Joining Justice O’Neill’s opinion were Chief Justice Maureen O’Connor and Justices Paul E. Pfeifer, Terrence O’Donnell, and Judith Ann Lanzinger.

Justice Sharon L. Kennedy dissented in an opinion joined by Justice Judith L. French.

Dissenting Opinion
Justice Kennedy concluded that the court of appeals should have analyzed the nonconstitutional issues in the case before considering the constitutionality of the Lodi zoning ordinance.

She pointed out that the Ninth District found the zoning law was unclear as to whether Lodi meant to designate each individual mobile-home lot as a nonconforming use. In addition, she noted that the appeals court did not determine whether the ordinance conflicted with state law.

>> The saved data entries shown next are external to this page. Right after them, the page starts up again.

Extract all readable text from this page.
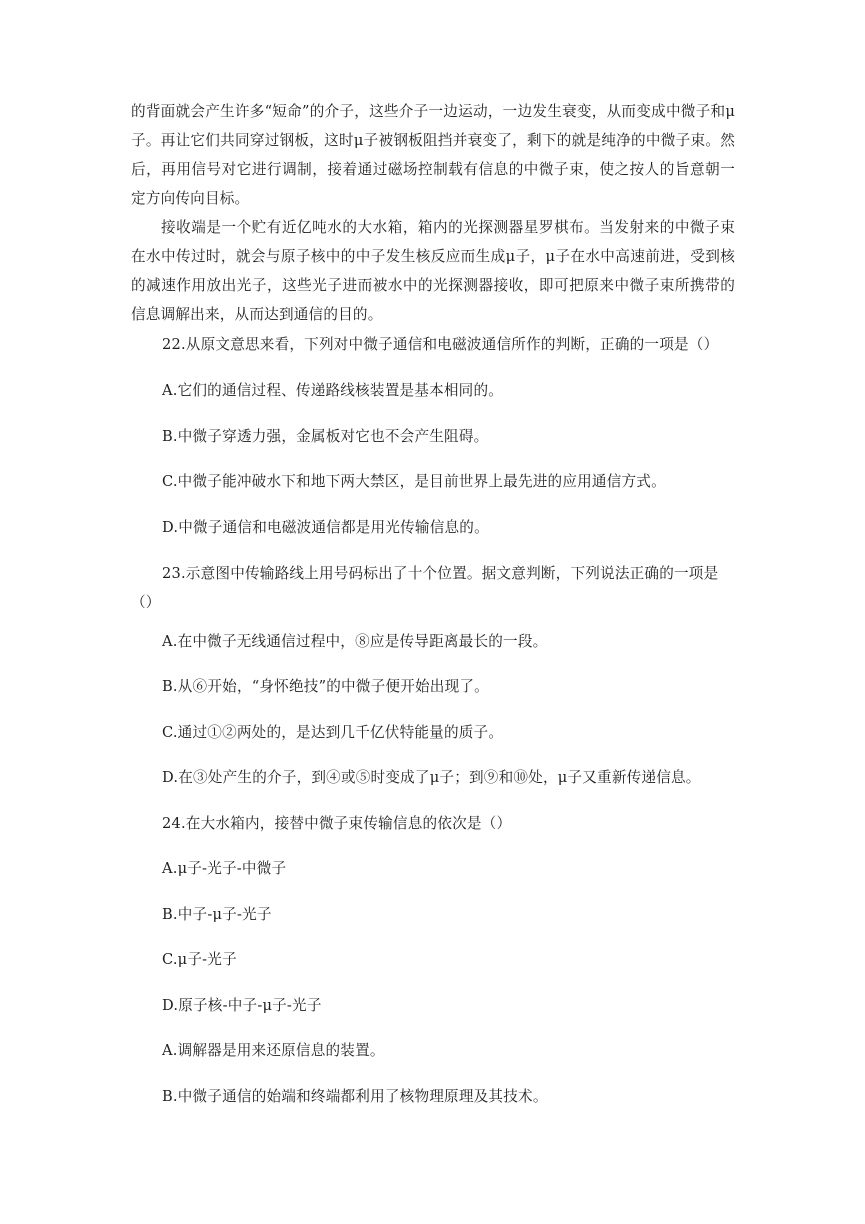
的背面就会产生许多“短命”的介子，这些介子一边运动，一边发生衰变，从而变成中微子和μ子。再让它们共同穿过钢板，这时μ子被钢板阻挡并衰变了，剩下的就是纯净的中微子束。然后，再用信号对它进行调制，接着通过磁场控制载有信息的中微子束，使之按人的旨意朝一定方向传向目标。

接收端是一个贮有近亿吨水的大水箱，箱内的光探测器星罗棋布。当发射来的中微子束在水中传过时，就会与原子核中的中子发生核反应而生成μ子，μ子在水中高速前进，受到核的减速作用放出光子，这些光子进而被水中的光探测器接收，即可把原来中微子束所携带的信息调解出来，从而达到通信的目的。

22.从原文意思来看，下列对中微子通信和电磁波通信所作的判断，正确的一项是（）
A.它们的通信过程、传递路线核装置是基本相同的。
B.中微子穿透力强，金属板对它也不会产生阻碍。
C.中微子能冲破水下和地下两大禁区，是目前世界上最先进的应用通信方式。
D.中微子通信和电磁波通信都是用光传输信息的。

23.示意图中传输路线上用号码标出了十个位置。据文意判断，下列说法正确的一项是（）

A.在中微子无线通信过程中，⑧应是传导距离最长的一段。
B.从⑥开始，“身怀绝技”的中微子便开始出现了。
C.通过①②两处的，是达到几千亿伏特能量的质子。
D.在③处产生的介子，到④或⑤时变成了μ子；到⑨和⑩处，μ子又重新传递信息。
24.在大水箱内，接替中微子束传输信息的依次是（）
A.μ子-光子-中微子
B.中子-μ子-光子
C.μ子-光子
D.原子核-中子-μ子-光子
A.调解器是用来还原信息的装置。
B.中微子通信的始端和终端都利用了核物理原理及其技术。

While expressing no opinion about how those issues should be resolved, she wrote, “I would hold that the court of appeals failed to exercise judicial restraint in deciding this case on constitutional grounds without first fully addressing nonconstitutional issues that could have resolved this case. Therefore, I would vacate the judgment of the court of appeals and remand the cause for the court of appeals to address the nonconstitutional issues.”

2013-1856. State ex rel. Sunset Estate ProperL.C., v.ties, L. Lodi, Slip Opinion No. 2015-Ohio-790.